New Plan Charts Burlington's Course Toward Becoming ‘Net Zero' City

The Vermont city aims to cut carbon and boost efficiency, with a goal of addressing climate change

City leaders in Burlington, Vermont, outlined a roadmap Monday they believe could make the community a stand-out nationally when it comes to community-based attempts to address climate change.

Mayor Miro Weinberger, D-Burlington, described the city's Net Zero Energy Roadmap as "a new chapter in Burlington's environmental and economic history."

Weinberger insists bold action is needed now to lighten the city's footprint on the planet.

"In order to do our part to avoid the worst impacts from climate change in the decades ahead," the mayor said, describing the goal behind the roadmap. "And show the country that another future is possible."

Vermont's largest city — home to more than 42,000 — is still small by most standards, and Weinberger believes that scale will help Burlington become net zero across its ground transportation, electric and heating sectors by the year 2030.

Reaching that target means energy consumption will be offset by carbon-cutting and efficiency gains.

"My classmates and I are glad Burlington is trying to make changes before it is too late," said Kaya Rubin, a Burlington fourth grader.

"By making these changes, we would be healthier and our environment will be cleaner," predicted Graham McNeil, another Burlington fourth grader.

Weinberger acknowledged the city's net-zero road map does not apply to all sources of carbon emissions.
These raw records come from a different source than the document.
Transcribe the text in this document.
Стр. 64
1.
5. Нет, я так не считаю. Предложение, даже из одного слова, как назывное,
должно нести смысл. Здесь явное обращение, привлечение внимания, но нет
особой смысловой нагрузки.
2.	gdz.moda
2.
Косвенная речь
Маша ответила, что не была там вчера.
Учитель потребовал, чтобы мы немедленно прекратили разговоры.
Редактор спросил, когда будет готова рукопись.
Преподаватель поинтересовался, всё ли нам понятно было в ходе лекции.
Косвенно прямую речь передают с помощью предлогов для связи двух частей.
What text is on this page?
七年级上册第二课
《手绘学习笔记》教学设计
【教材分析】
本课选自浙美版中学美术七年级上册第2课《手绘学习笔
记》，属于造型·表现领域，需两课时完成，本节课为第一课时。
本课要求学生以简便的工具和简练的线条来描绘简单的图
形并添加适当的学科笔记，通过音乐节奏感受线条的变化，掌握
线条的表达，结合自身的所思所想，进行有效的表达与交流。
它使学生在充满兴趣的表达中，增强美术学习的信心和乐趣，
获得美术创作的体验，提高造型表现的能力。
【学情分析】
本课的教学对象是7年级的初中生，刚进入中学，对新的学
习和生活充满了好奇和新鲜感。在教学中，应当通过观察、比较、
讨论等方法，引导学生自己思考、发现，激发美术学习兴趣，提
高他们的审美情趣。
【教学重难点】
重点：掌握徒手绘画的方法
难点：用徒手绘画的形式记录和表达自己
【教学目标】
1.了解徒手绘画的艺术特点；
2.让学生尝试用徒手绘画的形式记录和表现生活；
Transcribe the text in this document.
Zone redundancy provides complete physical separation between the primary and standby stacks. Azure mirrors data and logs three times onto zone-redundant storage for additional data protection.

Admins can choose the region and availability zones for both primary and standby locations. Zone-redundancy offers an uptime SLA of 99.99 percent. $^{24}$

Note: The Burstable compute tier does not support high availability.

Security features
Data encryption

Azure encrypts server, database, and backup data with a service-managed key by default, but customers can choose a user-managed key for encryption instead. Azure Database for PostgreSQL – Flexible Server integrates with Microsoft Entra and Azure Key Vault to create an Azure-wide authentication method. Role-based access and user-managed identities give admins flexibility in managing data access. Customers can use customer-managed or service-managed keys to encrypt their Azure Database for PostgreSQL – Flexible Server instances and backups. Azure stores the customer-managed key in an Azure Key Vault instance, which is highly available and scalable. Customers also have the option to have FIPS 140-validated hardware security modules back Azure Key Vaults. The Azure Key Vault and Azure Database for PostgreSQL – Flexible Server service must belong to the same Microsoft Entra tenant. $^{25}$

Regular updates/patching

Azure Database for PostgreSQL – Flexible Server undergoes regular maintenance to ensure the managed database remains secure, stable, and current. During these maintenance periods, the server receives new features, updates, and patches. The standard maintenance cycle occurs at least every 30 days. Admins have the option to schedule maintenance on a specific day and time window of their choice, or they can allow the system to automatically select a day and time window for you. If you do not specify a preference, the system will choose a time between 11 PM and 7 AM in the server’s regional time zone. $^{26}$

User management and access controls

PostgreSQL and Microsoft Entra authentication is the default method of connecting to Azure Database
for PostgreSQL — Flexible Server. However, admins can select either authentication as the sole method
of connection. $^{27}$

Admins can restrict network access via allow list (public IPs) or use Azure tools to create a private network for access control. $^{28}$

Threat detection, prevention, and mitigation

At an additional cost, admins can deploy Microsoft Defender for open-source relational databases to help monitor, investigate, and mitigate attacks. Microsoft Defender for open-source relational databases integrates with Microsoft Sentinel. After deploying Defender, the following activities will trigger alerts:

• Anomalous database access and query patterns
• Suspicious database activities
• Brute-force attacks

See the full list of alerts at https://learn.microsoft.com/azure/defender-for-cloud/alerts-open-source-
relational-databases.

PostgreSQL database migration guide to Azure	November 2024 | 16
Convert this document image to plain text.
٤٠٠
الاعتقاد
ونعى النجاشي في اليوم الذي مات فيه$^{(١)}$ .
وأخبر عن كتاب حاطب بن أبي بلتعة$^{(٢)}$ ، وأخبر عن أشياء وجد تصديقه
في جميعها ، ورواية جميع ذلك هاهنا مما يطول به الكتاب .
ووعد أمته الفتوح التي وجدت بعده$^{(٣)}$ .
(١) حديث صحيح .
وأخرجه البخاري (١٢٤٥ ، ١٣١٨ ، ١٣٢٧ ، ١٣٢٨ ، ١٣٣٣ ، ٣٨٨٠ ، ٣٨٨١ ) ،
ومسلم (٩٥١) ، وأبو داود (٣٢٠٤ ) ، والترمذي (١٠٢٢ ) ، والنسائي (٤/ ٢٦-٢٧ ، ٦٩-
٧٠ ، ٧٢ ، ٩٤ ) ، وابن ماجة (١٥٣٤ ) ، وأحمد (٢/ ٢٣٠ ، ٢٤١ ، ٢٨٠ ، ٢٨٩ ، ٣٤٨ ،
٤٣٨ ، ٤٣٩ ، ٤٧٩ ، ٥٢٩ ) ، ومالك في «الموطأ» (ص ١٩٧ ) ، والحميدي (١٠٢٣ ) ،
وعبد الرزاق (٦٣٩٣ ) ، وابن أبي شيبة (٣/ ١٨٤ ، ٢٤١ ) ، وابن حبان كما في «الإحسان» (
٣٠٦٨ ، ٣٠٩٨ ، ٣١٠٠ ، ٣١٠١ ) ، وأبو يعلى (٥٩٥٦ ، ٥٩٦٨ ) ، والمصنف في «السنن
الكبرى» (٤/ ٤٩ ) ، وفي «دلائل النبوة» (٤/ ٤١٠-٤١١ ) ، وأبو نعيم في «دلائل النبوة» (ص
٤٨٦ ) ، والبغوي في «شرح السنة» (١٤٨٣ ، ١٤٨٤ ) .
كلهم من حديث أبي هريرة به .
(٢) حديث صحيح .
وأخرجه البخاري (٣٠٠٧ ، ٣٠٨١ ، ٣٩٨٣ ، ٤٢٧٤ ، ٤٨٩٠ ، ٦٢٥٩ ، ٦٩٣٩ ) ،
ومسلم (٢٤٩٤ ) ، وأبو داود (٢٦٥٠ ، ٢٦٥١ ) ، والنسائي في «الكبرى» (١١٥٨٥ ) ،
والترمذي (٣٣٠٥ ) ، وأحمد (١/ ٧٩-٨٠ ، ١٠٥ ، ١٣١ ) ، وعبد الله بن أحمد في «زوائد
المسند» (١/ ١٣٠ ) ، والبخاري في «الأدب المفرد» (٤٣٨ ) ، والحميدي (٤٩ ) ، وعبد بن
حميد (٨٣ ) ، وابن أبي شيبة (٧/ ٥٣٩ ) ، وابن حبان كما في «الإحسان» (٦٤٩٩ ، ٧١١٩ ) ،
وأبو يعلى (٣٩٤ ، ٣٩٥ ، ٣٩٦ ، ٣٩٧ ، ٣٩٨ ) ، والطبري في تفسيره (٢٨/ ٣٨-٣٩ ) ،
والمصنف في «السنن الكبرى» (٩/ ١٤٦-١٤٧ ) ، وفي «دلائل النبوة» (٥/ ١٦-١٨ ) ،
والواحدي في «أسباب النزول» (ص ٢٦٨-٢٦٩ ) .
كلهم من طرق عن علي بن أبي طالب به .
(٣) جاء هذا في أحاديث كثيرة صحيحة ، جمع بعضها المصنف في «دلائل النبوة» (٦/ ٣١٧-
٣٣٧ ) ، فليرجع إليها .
For example, it doesn't cover the jet fuel consumed at the growing Burlington International Airport.

For the areas it is focusing on, the road map targets four main goals over the next decade to attack sources of climate change.

The plan calls for a dramatic shift to electric vehicles, making homes and businesses more efficient by winterizing and installing heat pumps, capturing heat from the city's wood-burning power plant and using it to warm buildings — saving lots of heating oil — and promoting alternative transportation like bikes and buses.

"People do look to Burlington as a leader," said Jennifer Green, the city's sustainability director, who described the roadmap as ambitious and the kind of step more communities will need to tackle if they want to make a difference.

Already, the city-owned Burlington Electric Department gets its power from renewable sources.

"I feel like this is going to be hard," Green said of achieving the goals set out in the net zero road map. "But I also know it's the right thing to try to do. And it's the right thing to go for. And even we are not 100% successful, we have to take the first step forward."

The city also announced a package of incentives Monday to make those investments more feasible for homeowners and businesses, including incentives to buy electric vehicles and heat pumps. Some incentives are even available for the purchase of pre-owned EVs, Burlington Electric announced.